Obamas äußerst professionelle Mobile-Marketing-Kampagne wurde von der Politics Online Conference 2008 mit dem Golden Dot Award 2008 für Best Mobile/Text Message Campaign bedacht. McCain setzt auf eine traditionelle Werbekampagne, da kann für Obama ja eigentlich nichts mehr schiefgehen!

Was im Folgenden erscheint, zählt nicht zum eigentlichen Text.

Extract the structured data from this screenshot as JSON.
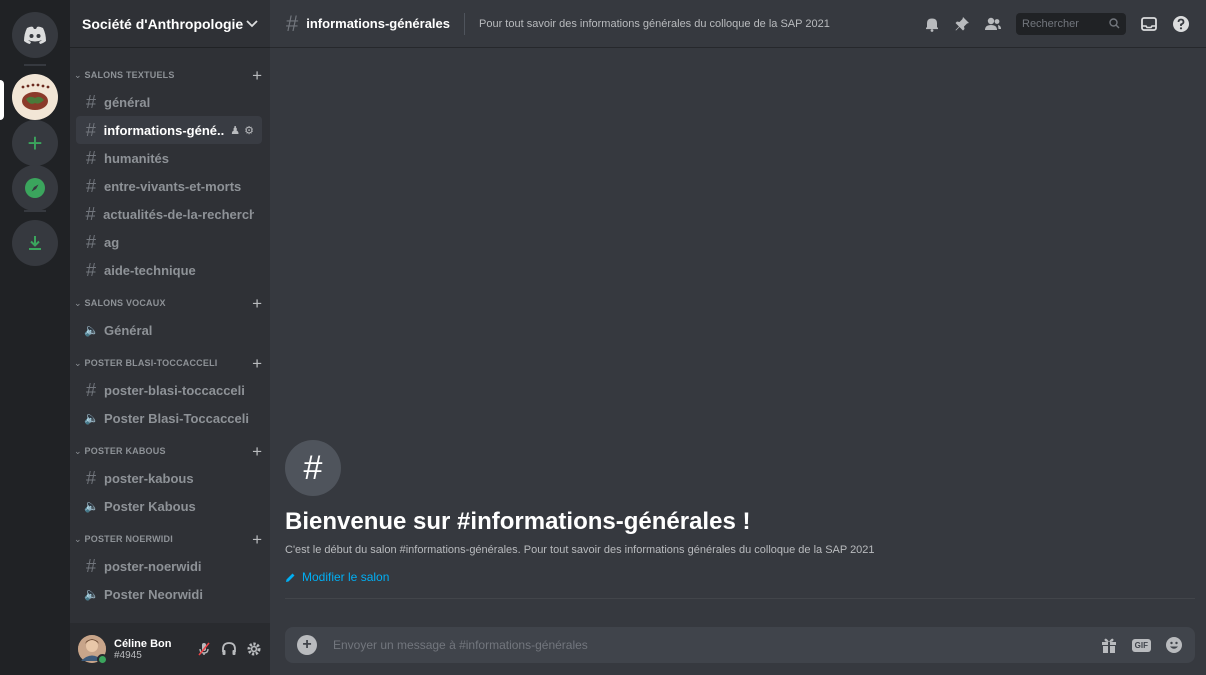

In Deutschland ist Mobile Marketing gerade in der Politik noch gar nicht populär. Ich persönlich fände es gut, wenn ich mich über Termine und Neuigkeiten im Bereich Politik per SMS informieren lassen könnte. Im stressigen Alltag wäre das eine echte Hilfe, um auf dem Laufenden zu bleiben und den Wahltermin nicht zu verschwitzen. Wichtig ist, den schlechten Ruf der Handywerbung hierzulande zu überwinden und es den Menschen als freiwilliges Informationsmedium näherzubringen! Im Informationszeitalter sollte von den Informationsmöglichkeiten Gebrauch gemacht werden!